Miguel Sanz Sesma (born 16 September 1952) is a conservative Spanish politician of the Navarrese People's Union (UPN) and the president of the autonomous community of Navarre from 1996 to 2011.

==Biography==
Originally a lecturer of primary education, Sanz later studied business administration at the University of Navarre. He served as the mayor of his hometown Corella from 1983 to 1987. He was also elected to the Parliament of Navarre in 1983 and served incessantly since that date. He was elected the vice-president of UPN in 1989 and became the vice-president of Navarre under UPN government of Juan Cruz Alli (1991–1995). He was elected the president of Navarre in 1996 and the chairman of UPN in 1997 until he was replaced by Yolanda Barcina, the mayor of Pamplona in 2009.

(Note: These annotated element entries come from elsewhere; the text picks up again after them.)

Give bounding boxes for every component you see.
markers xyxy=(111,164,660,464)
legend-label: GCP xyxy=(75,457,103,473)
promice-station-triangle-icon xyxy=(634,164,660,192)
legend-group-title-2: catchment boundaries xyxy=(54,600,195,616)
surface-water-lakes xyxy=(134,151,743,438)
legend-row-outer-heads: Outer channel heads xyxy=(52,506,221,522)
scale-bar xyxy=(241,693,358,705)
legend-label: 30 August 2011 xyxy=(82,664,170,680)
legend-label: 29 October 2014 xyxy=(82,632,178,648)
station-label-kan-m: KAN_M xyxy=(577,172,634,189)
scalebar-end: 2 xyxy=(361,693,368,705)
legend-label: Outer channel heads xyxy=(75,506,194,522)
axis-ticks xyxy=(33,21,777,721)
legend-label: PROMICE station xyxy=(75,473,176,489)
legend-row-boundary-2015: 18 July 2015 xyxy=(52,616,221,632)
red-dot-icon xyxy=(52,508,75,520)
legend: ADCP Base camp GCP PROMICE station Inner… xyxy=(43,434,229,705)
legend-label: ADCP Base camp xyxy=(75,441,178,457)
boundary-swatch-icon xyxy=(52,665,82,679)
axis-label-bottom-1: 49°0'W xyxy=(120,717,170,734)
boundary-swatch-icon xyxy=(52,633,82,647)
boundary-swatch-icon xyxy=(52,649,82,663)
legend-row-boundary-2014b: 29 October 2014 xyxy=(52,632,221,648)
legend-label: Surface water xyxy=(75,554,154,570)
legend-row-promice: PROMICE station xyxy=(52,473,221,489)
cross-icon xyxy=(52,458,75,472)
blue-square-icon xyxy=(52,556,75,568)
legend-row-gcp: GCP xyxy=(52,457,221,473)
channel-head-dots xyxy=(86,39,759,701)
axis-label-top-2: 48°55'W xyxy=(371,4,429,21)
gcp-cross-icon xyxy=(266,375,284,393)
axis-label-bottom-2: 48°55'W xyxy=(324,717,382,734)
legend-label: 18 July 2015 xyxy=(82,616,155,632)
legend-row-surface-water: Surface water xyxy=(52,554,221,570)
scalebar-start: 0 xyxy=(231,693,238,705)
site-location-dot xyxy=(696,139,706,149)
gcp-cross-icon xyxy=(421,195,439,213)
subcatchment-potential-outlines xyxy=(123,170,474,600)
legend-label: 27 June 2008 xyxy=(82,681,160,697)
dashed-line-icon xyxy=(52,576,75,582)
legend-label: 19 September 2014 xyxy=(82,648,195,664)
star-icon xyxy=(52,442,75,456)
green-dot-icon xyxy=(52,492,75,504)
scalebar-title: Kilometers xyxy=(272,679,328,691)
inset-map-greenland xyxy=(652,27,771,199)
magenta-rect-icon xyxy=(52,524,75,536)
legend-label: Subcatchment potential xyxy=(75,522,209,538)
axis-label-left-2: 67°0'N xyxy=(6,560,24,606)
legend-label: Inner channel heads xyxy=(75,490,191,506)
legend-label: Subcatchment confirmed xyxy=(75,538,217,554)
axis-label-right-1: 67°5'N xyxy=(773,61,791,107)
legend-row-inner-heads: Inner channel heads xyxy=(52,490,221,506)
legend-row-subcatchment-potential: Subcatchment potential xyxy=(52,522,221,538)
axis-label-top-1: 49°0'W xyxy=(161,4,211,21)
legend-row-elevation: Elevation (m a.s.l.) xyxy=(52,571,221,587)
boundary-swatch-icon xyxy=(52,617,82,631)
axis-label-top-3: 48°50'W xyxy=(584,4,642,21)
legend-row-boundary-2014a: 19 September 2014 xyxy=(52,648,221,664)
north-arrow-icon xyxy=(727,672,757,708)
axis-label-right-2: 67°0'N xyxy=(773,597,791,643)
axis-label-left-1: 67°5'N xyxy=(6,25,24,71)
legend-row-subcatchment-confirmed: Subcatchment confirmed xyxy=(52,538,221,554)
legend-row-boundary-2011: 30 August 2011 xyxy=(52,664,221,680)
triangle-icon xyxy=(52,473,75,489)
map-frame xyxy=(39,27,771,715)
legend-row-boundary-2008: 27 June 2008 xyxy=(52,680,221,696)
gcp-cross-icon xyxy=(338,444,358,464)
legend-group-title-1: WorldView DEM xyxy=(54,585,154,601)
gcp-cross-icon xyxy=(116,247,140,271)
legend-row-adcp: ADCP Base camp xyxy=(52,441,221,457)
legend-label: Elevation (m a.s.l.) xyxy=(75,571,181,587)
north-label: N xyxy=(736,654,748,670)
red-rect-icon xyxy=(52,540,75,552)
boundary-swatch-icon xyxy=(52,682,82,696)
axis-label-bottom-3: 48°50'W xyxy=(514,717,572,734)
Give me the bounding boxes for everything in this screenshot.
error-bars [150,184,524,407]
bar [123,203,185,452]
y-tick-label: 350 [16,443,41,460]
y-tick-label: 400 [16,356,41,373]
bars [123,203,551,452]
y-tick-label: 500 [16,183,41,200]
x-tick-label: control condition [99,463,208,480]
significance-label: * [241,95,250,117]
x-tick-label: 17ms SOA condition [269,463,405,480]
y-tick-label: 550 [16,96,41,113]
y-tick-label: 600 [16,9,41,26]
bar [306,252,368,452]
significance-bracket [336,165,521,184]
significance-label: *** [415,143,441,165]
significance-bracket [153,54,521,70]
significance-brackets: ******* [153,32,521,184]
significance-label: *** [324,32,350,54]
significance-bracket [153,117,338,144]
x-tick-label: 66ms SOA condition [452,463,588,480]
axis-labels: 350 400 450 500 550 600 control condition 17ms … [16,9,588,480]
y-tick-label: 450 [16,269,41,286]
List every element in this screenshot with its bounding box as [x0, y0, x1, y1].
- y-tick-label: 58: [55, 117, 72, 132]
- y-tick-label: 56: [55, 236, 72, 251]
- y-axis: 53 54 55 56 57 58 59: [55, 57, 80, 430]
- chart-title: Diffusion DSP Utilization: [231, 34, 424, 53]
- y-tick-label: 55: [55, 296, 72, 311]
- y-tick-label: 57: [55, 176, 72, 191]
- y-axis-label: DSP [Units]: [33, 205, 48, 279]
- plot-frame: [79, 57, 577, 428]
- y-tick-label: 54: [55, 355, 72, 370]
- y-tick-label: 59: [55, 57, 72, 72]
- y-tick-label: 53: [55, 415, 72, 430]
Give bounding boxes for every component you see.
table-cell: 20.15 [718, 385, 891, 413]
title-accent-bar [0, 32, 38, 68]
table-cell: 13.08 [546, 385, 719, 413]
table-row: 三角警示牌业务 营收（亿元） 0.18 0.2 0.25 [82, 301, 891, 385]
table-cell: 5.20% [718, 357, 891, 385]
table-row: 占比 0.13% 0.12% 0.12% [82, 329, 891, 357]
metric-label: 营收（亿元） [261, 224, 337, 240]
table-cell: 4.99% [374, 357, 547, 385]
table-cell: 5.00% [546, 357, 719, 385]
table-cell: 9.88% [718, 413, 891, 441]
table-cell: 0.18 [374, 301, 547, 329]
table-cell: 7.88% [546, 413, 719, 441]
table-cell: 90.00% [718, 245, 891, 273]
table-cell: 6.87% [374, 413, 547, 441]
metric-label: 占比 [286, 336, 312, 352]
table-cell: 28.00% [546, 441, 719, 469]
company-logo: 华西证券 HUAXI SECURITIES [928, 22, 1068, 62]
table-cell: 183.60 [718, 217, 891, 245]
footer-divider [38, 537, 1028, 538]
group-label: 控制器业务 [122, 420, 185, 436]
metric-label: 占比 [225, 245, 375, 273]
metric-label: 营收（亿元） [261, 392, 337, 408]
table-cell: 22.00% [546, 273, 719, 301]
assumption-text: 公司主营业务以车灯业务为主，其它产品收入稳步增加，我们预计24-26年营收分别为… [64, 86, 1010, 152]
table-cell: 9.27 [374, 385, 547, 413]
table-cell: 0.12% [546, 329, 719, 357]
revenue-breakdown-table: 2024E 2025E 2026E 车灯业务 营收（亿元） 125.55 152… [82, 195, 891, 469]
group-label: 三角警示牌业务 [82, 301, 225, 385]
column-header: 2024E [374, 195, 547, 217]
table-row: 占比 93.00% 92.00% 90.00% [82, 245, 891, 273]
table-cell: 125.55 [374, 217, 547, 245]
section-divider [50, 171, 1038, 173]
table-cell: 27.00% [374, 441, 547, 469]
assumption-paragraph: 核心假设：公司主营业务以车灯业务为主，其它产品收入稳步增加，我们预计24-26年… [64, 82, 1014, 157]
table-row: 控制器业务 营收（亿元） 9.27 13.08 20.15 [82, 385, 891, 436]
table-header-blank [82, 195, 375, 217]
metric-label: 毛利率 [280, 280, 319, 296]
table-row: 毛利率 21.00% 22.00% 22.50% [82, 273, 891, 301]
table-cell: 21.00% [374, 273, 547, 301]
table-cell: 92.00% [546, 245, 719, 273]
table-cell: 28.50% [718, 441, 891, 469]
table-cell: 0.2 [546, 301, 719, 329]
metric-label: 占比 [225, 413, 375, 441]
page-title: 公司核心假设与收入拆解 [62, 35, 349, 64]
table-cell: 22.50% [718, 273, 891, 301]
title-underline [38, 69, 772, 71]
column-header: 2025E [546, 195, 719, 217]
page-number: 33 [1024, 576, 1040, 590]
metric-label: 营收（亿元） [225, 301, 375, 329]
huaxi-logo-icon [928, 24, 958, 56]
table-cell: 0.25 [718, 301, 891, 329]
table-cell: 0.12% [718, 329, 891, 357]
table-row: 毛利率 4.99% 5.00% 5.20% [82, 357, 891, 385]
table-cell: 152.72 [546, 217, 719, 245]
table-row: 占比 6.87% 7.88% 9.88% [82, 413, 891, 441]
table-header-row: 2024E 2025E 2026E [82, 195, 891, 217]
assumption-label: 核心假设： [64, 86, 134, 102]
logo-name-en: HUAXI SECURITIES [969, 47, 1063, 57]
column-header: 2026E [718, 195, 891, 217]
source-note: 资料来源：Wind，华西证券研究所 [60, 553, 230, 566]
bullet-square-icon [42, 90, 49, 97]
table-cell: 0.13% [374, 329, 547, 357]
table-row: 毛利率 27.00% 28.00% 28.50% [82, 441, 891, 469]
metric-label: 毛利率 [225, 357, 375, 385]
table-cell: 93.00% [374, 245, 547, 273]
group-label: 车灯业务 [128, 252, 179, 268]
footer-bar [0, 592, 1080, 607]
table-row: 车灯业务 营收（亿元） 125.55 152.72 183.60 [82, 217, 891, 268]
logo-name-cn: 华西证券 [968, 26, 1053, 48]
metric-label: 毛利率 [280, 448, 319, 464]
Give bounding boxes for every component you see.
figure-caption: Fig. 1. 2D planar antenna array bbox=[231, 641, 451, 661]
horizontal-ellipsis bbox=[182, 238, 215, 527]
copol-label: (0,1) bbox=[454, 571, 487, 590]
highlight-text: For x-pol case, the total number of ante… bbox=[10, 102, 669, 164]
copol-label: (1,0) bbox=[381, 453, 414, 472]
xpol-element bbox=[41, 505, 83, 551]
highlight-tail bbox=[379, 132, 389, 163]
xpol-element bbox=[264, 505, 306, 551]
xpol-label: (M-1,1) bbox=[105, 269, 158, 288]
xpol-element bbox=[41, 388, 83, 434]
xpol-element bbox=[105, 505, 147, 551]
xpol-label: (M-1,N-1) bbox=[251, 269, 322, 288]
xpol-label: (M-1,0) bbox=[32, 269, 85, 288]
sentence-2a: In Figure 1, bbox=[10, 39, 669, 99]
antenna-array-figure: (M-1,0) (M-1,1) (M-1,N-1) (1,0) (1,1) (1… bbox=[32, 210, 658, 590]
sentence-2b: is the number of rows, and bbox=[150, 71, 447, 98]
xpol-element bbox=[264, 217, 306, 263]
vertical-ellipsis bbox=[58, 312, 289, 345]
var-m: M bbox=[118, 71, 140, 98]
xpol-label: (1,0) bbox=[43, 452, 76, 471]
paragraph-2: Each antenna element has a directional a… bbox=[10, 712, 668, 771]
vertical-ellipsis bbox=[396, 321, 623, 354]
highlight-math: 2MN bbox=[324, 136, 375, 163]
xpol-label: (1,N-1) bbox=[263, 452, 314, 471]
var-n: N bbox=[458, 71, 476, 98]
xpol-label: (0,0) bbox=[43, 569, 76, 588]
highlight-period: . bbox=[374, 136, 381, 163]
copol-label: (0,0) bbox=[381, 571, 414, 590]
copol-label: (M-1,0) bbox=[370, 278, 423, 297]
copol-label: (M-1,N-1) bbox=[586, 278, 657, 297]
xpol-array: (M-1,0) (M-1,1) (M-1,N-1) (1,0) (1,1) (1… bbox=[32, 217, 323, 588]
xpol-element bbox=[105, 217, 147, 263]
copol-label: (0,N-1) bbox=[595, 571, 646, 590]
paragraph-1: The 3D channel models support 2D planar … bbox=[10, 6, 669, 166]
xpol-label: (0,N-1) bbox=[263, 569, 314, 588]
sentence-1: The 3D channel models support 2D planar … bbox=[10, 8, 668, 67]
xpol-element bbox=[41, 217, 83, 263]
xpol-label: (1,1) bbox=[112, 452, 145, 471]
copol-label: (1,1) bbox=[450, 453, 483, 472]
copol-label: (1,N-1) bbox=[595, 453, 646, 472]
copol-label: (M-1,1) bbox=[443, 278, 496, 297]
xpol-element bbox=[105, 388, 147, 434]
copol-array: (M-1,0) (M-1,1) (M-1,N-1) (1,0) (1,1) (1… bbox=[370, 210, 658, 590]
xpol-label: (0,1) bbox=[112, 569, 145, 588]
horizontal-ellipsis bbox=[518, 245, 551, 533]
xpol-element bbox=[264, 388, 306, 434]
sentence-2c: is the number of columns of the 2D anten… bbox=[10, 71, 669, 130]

After eleven years in office, presidency of Sanz came under jeopardy after left wing and Basque nationalist parties won a majority in the Navarrese parliament in 2007. However, the Spanish Socialist Workers' Party reached an agreement with UPN and Sanz was re-elected as president (in coalition with the Democrats' Convergence of Navarre), whereas socialist Elena Torres Miranda became the president of the parliament. In an interview with El País, he declared that he does not have the intention to run at the Navarrese elections in 2011.

Sanz has been known as a fierce opponent of Basque nationalism as well as fiscal centrism, the latter stance having led to termination of UPN's fraternal party relationship with the People's Party and the reappearance of the People's Party of Navarre in 2008.